Mowing In America: 11-Year-Old Entrepreneur Tackles White House Lawn
Tens of thousands of people write letters or emails to the White House each day. Only a handful make it to the president's desk.
But when someone offers to mow your lawn for free, it gets your attention. Especially when that someone is only 10 years old.
Frank "FX" Giaccio made that offer to the president this summer saying, "I'd like to show the nation what young people like me are ready for."
Impressed, Trump invited Frank — who has since turned 11 — to spend a morning with the White House groundskeepers. And after donning work gloves and safety glasses, the young man went to work Friday trimming the grass outside the Oval Office in the Rose Garden.
"We're lucky," Trump said after watching Frank for a few minutes. "That's the real future of the country."
Frank had offered to bring his own mower and weed whacker, but the National Park Service, which maintains the White House grounds, supplied all the tools he needed.
"It was good, apart from the blazing hot sun," Frank said afterwards. "The good thing was there were no hills."
This was not Frank's first lawn-mowing rodeo.
After watching his dad do yard work for years, Frank was finally deemed old enough to operate a power mower this summer. He quickly showed his own entrepreneurial powers, passing out flyers in his Falls Church, Va., neighborhood in the D.C. metro area and lining up two neighbors as weekly mowing customers.

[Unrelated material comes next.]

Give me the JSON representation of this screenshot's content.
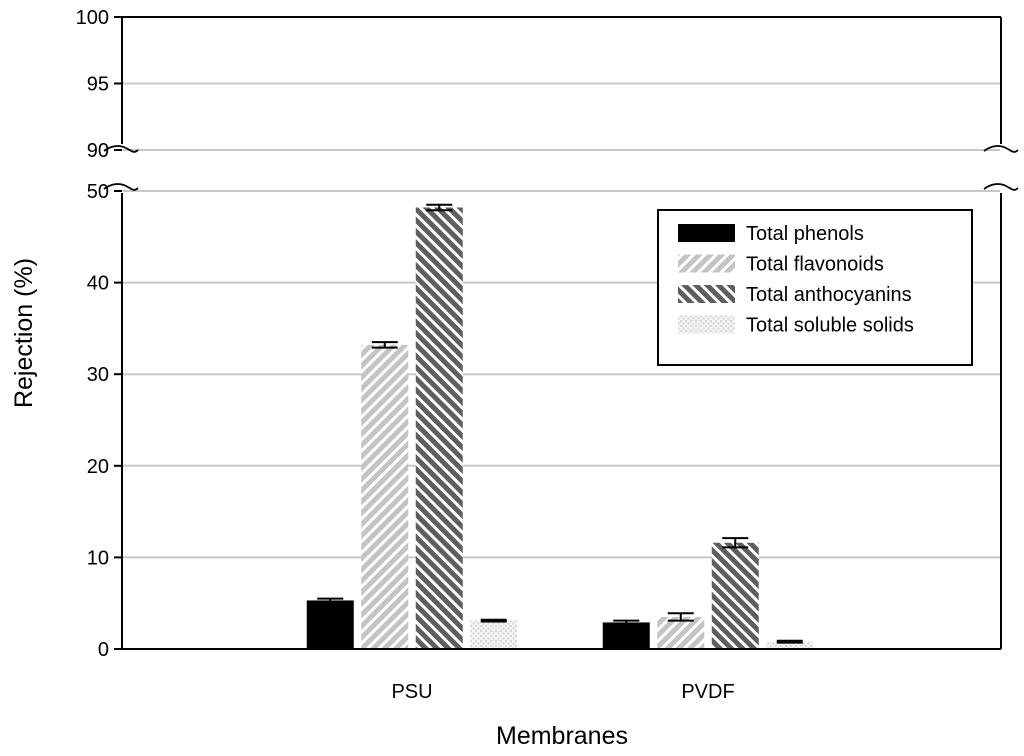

He pockets about $20 a week, which his dad calls good money for an 11-year-old. But Frank wanted more.
"'I could really grow my business if I wrote President Trump,'" Gregory Giaccio recalls his son telling him. "I was sure he'd get a form letter [back], which is more than enough."
Both Frank and his dad were surprised and pleased last month when White House spokeswoman Sarah Huckabee Sanders read his letter aloud during a televised press briefing.
"I didn't actually know I was going to come up on TV," Frank said. "But I was like, 'Let's see how far this gets me.'"
So far it's gotten him a handshake photo in the Oval Office with the president, a spate of TV interviews and a laudatory tweet from Trump that included a slick video produced by the White House.
Priceless memories, his dad says. And priceless marketing for his nascent lawn-mowing business.
Frank is still trying to decide how he'll spend the money he made this summer — perhaps on a big Lego set or a smartphone.
While he didn't charge for the Rose Garden job, the groundskeepers let him keep the work gloves. And two Park Service employees confirmed that Frank did an excellent job.